Regular and positive noncommutative rational functions

TL;DR

This paper characterizes regular noncommutative rational functions through their linear system realizations and proves that positive regular functions can be expressed as sums of squares, extending classical results to the noncommutative setting.

Contribution

It provides a characterization of regular noncommutative rational functions via privileged linear pencils and solves a noncommutative Hilbert's 17th problem for positive regular functions.

Findings

Regular noncommutative rational functions are characterized by privileged linear pencils.

Positive regular functions can be expressed as sums of squares.

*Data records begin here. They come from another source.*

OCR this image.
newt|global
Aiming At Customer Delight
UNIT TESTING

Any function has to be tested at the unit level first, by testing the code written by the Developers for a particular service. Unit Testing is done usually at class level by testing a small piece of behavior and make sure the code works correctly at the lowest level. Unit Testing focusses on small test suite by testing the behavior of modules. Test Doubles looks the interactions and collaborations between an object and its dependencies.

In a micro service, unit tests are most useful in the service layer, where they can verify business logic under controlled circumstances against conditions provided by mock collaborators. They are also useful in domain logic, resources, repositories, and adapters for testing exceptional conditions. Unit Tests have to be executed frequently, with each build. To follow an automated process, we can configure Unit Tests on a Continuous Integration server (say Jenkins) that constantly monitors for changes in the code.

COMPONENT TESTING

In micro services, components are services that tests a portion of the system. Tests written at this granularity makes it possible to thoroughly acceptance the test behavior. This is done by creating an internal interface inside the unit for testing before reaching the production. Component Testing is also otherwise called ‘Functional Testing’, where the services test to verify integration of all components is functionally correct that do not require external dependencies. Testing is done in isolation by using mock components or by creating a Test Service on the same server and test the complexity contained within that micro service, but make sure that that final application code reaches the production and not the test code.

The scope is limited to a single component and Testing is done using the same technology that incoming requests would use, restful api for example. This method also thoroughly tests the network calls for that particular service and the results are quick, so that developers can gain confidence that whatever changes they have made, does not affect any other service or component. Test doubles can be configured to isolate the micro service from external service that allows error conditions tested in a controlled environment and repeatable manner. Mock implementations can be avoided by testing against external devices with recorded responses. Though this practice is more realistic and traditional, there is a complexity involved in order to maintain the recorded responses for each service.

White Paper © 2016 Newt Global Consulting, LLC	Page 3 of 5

The paper extends classical positivity results to the noncommutative rational function setting.

Abstract

Call a noncommutative rational function $r$ regular if it has no singularities, i.e., $r(X)$ is defined for all tuples of self-adjoint matrices $X$. In this article regular noncommutative rational functions $r$ are characterized via the properties of their (minimal size) linear systems realizations $r=c^* L^{-1}b$. It is shown that $r$ is regular if and only if $L=A_0+\sum_jA_j x_j$ is privileged. Roughly speaking, a linear pencil $L$ is privileged if, after a finite sequence of basis changes and restrictions, the real part of $A_0$ is positive definite and the other $A_j$ are skew-adjoint. The second main result is a solution to a noncommutative version of Hilbert's 17th problem: a positive regular noncommutative rational function is a sum of squares.